Bu tür eylemler yalnızca bireysel bir sapkınlığın değil, aynı zamanda toplumsal ihmalkârlığın ve adalet sisteminin sınavdan geçtiği olaylardır. İnsan olmanın temel koşulu olan empati ve vicdan, bazı bireylerde öylesine yok olmuştur ki, işlenen suç artık sadece adli değil, ahlaki bir felakete dönüşür.
Engelli çocuklar, hem fiziksel hem de zihinsel farklılıkları nedeniyle istismar riski altında olan gruplar arasında en kırılgan olanlardır. Bu çocukların kendilerini ifade etme, yaşadıklarını anlatma veya yardım isteme becerileri sınırlı olabilir. İşte bu durum, kötü niyetli kişiler için bir “zayıf halka” algısı yaratarak suistimale açık bir zemin doğurur.
Bir bireyin, kendisini savunamayacak durumda olan bir çocuğa zarar verebilmesi, sadece bireysel bir sapkınlık değil, aynı zamanda derin bir ruhsal bozukluk göstergesidir. Bu tür kişilerde görülen empati yoksunluğu, narsisizm, antisosyal kişilik bozukluğu gibi özellikler; onları insanlıktan uzak, tehlikeli varlıklara dönüştürebilir. Bazı kişilik yapıları gerçekten de “insani olamayacak kadar berbat” bir boyuttadır.
Bu tür suçların engellenmesi yalnızca bireysel değil, aynı zamanda kurumsal bir sorumluluktur. Eğitim sisteminden adalete, sosyal hizmetlerden medyaya kadar herkesin üzerine düşen görevler vardır. Sessiz kalmak, görmezden gelmek veya olayın üstünü örtmek; suça ortak olmak anlamına gelir. Sessizlik suçu da büyüktür.
Engelli çocuklara yönelik istismar, bir toplumun ne kadar sağlıklı ya da hasta olduğunu gösteren en açık göstergelerden biridir. Sessiz kalmak, görmezden gelmek ya da yok saymak; suçluyu cesaretlendirir, mağduru ise yeniden mağdur eder. Bu karanlığa karşı verilecek en güçlü cevap, ses çıkarmak, adalet istemek ve önlem almakla mümkündür.

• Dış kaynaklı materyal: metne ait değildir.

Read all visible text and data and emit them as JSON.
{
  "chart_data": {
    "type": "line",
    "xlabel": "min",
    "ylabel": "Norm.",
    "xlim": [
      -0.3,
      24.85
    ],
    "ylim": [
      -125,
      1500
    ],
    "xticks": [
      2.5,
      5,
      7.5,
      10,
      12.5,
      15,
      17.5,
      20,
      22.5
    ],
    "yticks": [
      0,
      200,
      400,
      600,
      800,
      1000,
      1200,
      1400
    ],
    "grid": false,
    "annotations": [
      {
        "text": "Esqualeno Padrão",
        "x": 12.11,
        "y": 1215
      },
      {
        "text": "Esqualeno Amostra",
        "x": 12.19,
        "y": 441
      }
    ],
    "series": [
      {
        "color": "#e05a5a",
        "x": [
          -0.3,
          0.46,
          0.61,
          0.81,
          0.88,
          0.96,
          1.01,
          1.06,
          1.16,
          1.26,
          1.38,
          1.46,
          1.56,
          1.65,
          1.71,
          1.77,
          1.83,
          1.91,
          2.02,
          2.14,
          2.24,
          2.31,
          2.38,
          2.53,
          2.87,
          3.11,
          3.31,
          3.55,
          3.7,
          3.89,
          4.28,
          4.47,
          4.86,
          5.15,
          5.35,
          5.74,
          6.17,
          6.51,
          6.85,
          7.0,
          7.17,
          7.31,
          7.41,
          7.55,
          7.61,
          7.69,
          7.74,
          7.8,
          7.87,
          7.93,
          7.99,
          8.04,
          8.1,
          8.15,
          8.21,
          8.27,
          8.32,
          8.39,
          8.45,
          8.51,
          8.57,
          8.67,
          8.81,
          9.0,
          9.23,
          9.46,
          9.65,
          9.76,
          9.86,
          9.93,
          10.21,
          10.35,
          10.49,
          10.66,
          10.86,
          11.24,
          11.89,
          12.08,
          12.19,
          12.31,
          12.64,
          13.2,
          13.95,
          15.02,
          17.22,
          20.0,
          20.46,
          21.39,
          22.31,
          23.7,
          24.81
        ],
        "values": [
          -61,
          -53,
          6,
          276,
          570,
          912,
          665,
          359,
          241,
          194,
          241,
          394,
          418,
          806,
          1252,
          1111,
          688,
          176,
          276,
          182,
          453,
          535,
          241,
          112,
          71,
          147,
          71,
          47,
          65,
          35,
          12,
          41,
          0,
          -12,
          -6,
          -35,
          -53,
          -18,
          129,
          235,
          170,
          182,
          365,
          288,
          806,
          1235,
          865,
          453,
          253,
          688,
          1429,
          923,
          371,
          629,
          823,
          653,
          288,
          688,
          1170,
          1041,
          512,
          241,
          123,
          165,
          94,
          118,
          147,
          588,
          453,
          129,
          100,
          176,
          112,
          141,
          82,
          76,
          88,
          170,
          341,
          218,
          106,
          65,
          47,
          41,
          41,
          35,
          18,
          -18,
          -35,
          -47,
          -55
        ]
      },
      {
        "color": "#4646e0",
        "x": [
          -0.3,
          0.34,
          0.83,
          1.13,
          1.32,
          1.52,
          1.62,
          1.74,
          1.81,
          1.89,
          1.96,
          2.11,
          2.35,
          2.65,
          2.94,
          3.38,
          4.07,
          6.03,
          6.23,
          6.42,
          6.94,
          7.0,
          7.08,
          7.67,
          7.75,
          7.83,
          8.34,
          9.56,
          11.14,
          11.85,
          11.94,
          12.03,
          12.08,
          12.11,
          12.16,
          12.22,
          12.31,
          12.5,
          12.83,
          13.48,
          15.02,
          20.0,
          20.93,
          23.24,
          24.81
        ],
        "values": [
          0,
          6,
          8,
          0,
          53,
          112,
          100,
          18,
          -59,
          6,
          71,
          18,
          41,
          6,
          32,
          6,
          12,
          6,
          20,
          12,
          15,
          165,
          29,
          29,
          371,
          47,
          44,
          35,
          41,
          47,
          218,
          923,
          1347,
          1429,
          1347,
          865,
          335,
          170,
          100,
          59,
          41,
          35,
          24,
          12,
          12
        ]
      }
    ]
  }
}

Bir toplumu güçlü kılan şey, en savunmasız olanları ne kadar koruyabildiğidir. Engelli çocukları koruyamayan bir toplum, aslında kendi geleceğini de koruyamaz. Çünkü o karanlık, büyür; sınır tanımaz, yayılır. Ve bir gün sessiz kalınan her suç, bir başka çocuğun kaderi olur.